In Spain, which has the highest number of cycling fatalities in road accidents in Europe, two Spanish professional racers, mountain biker Iñaki Lejaretta and road racer Victor Cabedo, have been killed in vehicle collisions since September. Another rider, the Galician cycling president Cristobal Hermida, was killed on Thursday when a lorry struck his bike.

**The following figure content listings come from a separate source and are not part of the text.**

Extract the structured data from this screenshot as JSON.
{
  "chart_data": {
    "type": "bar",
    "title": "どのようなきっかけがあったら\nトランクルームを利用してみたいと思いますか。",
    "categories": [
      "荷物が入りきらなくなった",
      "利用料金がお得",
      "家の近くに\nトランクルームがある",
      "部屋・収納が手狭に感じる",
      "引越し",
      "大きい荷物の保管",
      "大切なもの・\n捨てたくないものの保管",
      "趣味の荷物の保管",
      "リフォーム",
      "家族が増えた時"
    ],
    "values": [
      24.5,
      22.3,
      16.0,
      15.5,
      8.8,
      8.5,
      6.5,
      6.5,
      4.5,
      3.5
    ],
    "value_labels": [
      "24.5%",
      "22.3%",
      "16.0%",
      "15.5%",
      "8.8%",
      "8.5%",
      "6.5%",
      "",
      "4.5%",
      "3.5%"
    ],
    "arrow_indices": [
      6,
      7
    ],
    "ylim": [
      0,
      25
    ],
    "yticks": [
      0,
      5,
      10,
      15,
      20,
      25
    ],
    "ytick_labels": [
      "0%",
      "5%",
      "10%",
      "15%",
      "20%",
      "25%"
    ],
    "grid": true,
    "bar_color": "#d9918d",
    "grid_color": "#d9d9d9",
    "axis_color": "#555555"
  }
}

That this spate of accidents should happen when road fatalities in Spain in 2012 dropped to their lowest level since 1960 only highlights the dangers.

"Bike riders are considered to be second-class road users, and drivers are increasingly aggressive towards us," said professional cyclist Pedro Horrillo. "That means more and more accidents." Horrillo believes that the only way forward is to "really increase the fines for motorists who collide with cyclists".

Others disagree. "If somebody's drunk or is high while driving, no amount of fines is going to stop them," said Carlos Sastre, the 2008 Tour de France winner. "The best way forward is to educate children and young adults about how to drive properly."

Both Sastre and Horrillo emphasise that cyclists are exceptionally vulnerable – "in an accident, it's always the bike rider that comes off worse" Sastre says – and that professional riders face higher risks than most.

Quite why bike accidents should be increasing in a country like Spain which has not experienced a recent hike in the number of riders – as has happened in Britain – is "due to people here being more and more stressed out and using more and more technology, mobiles or whatever, when driving," according to Horrillo.

Still training regularly with a group of professional riders in the Basque country, Spain's cycling heartland, Horrillo added: "We try to avoid the most dangerous roads, but sometimes it's not practical. Almost every day, we have no choice but to ride along the road where Lejaretta was killed.

"The worst thing is we've grown to accept danger as part of our profession, when that shouldn't be the case."